I hope my explanation is not too messy.
anyway, I see that you get attributes from the flow, trying to see why generators are always empty after that step
d
I’m still not 100% sure I get the use case but to answer the “where is the data pickled” bit, it goes like this: • at the end of the metaflow task, we call
persist
here: https://github.com/Netflix/metaflow/blob/master/metaflow/task.py#L665 • this leads to here: https://github.com/Netflix/metaflow/blob/master/metaflow/datastore/task_datastore.py#L672 where we collect all the artifacts to save. Note that some things are excluded (methods, functions, certain names, etc.). In that function you will see we have a generator over the attributes of the flow to pickle. It’s a destructive iterator in the sense that it tries to be somewhat memory conscious • we then reach the function you were pointing to here: https://github.com/Netflix/metaflow/blob/master/metaflow/datastore/task_datastore.py#L236 which is responsible for encoding and dumping each artifact. This is again a generator function
pickle_iter
. • we then end up here: https://github.com/Netflix/metaflow/blob/master/metaflow/datastore/task_datastore.py#L236 with another generator function
packing_iter
here which is responsible for compressing the pickled blob (in the current implementation). • you then end up in one of the backends, for s3, it would be here: https://github.com/Netflix/metaflow/blob/master/metaflow/datastore/s3_storage.py#L77. In this implementation, you can see that it’s at this point that all the previous generators basically get “resolved” and things are pushed to S3. For a few artifacts, it’s one at a time, for many artifacts, it’ll happen in parallel.
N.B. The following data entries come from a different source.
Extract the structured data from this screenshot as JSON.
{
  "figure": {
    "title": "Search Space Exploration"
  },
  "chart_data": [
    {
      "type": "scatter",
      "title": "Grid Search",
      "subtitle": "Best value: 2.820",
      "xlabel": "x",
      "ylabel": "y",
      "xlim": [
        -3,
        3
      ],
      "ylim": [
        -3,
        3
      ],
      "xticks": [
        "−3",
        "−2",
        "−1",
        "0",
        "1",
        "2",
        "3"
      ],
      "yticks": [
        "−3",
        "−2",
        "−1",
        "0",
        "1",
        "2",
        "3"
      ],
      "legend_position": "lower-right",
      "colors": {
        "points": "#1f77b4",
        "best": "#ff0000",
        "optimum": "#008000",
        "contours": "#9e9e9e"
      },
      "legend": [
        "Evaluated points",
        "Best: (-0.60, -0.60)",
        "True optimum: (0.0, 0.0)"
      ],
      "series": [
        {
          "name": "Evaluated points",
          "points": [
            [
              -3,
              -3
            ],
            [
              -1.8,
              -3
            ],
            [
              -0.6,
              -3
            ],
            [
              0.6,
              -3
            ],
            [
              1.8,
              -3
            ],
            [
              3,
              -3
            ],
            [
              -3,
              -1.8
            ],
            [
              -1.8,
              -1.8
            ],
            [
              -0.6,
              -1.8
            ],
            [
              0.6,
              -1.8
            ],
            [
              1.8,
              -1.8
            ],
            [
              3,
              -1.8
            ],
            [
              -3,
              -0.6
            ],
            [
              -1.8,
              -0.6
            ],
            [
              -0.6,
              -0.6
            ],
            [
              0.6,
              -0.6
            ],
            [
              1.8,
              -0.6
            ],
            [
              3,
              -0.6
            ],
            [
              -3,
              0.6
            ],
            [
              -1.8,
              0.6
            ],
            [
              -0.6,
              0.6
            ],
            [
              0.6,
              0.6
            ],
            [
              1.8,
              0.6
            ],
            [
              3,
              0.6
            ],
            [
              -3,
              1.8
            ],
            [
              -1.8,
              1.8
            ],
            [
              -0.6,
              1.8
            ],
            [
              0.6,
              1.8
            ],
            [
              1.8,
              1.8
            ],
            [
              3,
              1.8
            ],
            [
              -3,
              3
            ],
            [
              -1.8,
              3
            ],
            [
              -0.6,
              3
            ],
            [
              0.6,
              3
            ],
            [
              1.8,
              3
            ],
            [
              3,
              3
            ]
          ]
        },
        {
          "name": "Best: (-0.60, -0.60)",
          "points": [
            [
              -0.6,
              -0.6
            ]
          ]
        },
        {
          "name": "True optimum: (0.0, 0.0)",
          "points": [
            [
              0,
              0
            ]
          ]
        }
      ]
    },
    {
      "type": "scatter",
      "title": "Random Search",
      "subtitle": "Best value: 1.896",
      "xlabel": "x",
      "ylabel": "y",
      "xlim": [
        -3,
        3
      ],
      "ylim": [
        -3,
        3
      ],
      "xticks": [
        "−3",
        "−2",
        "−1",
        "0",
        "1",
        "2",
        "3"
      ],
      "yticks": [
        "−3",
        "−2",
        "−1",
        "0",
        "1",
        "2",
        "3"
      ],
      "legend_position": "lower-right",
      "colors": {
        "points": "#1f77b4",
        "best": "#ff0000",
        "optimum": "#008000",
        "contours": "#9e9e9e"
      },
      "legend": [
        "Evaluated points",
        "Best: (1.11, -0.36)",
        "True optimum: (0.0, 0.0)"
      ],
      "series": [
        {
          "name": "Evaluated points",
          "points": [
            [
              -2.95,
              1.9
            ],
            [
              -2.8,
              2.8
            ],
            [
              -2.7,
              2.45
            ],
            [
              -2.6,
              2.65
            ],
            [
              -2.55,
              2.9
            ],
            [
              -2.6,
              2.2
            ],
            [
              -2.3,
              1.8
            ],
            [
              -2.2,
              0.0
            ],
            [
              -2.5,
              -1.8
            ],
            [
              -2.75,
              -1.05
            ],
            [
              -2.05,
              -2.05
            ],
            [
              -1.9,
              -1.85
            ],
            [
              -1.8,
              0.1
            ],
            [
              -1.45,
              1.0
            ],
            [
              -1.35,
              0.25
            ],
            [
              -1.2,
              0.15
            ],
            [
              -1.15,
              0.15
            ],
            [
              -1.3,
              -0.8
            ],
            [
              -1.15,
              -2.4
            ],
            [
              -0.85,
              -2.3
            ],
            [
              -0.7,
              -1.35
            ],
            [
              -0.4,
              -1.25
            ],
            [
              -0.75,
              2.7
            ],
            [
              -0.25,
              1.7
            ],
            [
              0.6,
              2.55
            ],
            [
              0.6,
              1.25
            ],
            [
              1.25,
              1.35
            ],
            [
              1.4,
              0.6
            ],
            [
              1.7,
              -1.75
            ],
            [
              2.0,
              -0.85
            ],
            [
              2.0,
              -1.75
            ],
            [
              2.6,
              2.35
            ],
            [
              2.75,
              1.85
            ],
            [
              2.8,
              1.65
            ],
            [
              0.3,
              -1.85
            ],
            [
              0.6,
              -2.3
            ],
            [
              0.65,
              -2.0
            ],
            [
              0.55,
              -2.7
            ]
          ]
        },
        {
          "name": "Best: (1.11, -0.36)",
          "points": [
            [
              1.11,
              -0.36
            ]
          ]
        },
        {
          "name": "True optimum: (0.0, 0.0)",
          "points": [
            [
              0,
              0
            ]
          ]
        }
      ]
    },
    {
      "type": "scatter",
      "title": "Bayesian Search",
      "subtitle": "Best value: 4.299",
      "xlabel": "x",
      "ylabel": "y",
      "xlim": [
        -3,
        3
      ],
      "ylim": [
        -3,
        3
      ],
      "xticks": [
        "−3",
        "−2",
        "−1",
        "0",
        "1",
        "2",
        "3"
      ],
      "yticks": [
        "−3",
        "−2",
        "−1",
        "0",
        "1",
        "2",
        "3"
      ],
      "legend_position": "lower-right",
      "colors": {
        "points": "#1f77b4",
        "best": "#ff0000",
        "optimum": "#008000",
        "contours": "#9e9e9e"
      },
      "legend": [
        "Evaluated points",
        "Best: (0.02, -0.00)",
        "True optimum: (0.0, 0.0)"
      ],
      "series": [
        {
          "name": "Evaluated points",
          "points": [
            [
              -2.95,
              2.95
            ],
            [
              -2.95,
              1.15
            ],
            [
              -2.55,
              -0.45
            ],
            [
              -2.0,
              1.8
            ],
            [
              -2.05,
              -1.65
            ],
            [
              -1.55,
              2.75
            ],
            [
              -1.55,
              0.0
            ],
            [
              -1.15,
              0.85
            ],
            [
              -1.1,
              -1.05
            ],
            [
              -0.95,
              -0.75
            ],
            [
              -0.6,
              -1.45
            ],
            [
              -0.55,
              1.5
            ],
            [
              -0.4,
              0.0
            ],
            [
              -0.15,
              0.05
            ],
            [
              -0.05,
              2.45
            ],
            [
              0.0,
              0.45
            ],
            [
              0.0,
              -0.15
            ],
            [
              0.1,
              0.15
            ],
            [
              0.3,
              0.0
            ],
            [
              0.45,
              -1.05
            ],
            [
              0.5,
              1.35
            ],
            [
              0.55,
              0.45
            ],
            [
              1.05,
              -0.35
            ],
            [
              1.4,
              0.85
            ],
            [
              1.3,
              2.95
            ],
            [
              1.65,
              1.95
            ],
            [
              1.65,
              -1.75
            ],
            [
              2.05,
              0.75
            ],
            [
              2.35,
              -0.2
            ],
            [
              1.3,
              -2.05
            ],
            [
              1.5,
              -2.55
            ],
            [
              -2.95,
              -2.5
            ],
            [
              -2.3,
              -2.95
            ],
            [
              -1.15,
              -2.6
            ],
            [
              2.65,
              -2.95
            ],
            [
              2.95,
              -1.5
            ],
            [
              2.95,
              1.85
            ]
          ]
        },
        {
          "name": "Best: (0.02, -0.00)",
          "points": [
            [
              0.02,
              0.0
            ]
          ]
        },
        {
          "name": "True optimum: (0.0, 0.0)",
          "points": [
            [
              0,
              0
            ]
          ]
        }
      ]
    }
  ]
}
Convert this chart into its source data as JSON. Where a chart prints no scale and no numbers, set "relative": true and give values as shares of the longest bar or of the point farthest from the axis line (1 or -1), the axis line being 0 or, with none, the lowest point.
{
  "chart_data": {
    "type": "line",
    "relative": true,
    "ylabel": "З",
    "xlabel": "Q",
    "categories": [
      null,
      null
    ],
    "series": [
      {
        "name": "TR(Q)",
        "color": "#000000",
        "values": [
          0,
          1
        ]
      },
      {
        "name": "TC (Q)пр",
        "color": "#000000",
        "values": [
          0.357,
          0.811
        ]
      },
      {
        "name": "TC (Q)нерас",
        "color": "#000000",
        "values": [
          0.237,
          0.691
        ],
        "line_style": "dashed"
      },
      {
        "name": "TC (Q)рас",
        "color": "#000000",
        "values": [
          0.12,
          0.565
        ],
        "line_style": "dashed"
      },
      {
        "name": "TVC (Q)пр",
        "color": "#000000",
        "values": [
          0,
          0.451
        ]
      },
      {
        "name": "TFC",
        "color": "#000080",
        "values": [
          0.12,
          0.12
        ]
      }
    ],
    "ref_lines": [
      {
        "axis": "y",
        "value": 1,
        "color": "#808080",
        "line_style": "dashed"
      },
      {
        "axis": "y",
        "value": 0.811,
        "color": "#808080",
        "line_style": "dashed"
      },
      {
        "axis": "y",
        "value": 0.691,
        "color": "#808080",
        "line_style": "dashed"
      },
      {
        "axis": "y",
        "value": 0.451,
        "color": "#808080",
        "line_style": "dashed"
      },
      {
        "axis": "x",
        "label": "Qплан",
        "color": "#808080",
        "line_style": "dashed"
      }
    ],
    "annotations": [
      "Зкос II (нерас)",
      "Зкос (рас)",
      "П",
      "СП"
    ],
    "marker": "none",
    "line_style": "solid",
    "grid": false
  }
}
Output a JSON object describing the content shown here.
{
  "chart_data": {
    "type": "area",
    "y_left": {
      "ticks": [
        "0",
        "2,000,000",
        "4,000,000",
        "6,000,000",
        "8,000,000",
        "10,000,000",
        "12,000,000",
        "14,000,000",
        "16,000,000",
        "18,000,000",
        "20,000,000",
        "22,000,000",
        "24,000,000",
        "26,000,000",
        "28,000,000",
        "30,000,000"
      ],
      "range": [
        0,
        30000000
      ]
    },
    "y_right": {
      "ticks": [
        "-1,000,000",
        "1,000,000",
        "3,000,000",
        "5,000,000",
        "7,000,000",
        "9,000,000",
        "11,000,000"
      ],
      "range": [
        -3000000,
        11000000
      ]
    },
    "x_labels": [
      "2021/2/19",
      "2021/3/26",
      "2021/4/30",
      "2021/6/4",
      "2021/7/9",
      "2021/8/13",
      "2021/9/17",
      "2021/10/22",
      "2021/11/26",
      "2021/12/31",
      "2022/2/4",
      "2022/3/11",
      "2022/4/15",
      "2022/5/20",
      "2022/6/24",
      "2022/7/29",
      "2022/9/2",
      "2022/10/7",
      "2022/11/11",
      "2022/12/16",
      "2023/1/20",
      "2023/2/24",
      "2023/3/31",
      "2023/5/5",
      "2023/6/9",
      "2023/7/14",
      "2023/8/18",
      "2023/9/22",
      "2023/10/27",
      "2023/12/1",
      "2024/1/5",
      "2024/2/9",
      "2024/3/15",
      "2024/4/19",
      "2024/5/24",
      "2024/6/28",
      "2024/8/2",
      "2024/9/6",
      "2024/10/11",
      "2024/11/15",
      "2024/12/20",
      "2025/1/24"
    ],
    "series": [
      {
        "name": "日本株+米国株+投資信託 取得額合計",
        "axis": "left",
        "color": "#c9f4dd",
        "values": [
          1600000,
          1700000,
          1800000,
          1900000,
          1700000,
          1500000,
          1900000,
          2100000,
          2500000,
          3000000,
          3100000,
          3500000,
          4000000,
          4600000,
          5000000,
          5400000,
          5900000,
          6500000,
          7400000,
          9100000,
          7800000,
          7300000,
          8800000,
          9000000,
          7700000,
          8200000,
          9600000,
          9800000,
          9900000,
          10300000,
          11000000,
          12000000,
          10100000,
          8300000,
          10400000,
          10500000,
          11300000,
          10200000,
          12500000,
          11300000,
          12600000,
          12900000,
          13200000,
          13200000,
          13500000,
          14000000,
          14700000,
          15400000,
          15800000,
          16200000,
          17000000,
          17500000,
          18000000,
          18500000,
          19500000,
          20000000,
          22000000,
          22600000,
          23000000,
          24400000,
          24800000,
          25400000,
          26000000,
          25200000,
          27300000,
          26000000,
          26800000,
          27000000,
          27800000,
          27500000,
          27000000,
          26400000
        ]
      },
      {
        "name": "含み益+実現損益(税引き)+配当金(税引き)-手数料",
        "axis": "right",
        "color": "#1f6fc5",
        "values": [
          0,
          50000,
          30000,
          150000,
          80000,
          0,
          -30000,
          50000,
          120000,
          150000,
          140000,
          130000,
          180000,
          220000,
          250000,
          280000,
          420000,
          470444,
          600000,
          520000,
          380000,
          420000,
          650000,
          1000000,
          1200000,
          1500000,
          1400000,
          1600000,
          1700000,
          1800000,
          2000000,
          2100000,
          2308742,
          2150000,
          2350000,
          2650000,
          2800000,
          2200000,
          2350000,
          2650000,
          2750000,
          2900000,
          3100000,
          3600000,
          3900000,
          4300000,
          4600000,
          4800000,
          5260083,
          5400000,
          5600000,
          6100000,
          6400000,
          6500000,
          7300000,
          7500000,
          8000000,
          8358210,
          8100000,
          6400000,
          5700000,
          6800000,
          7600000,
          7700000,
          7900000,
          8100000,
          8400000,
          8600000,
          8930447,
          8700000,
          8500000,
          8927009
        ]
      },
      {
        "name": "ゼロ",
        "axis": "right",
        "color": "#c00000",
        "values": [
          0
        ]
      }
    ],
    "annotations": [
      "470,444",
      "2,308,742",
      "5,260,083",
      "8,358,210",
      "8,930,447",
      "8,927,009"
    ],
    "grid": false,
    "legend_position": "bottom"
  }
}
I hope this helps. Let me know if you have more questions.
a
@faint-hair-28386 I do not think its possible to pickle a generator unless you use Pypy.
f
I don’t want to pickle it, I want to have a better logic, so when there is a generator it is unrolled and each batch is pickled. So, for the rest of the system it will look like another array
thank you Romain, I will look into those steps. If you want to understand the use case, I will be happy to jump on a zoom call, or anything like that
I think I discovered this flow yesterday. And the issue is that
getattr(flow, attr)
returns the object definition, and generators are the tricky ones. So at this call, it knows that it is a generator but it cannot restore its state, that’s why it’s empty
d
are you looking for artifacts to be persisted partially through a step?
f
not really. I’m looking for a way so I don’t need to overload memory with data that anyway will be sunk into the persistence layer. I want to have some sort of a sink in the
next
function, that can work through generators
d
Ah. Got it finally I think. So we use generators in the process I described (although we materialize earlier I think) but you want to be able to pass in a generator to thst. Let me think about it a bit and also about the early materialization.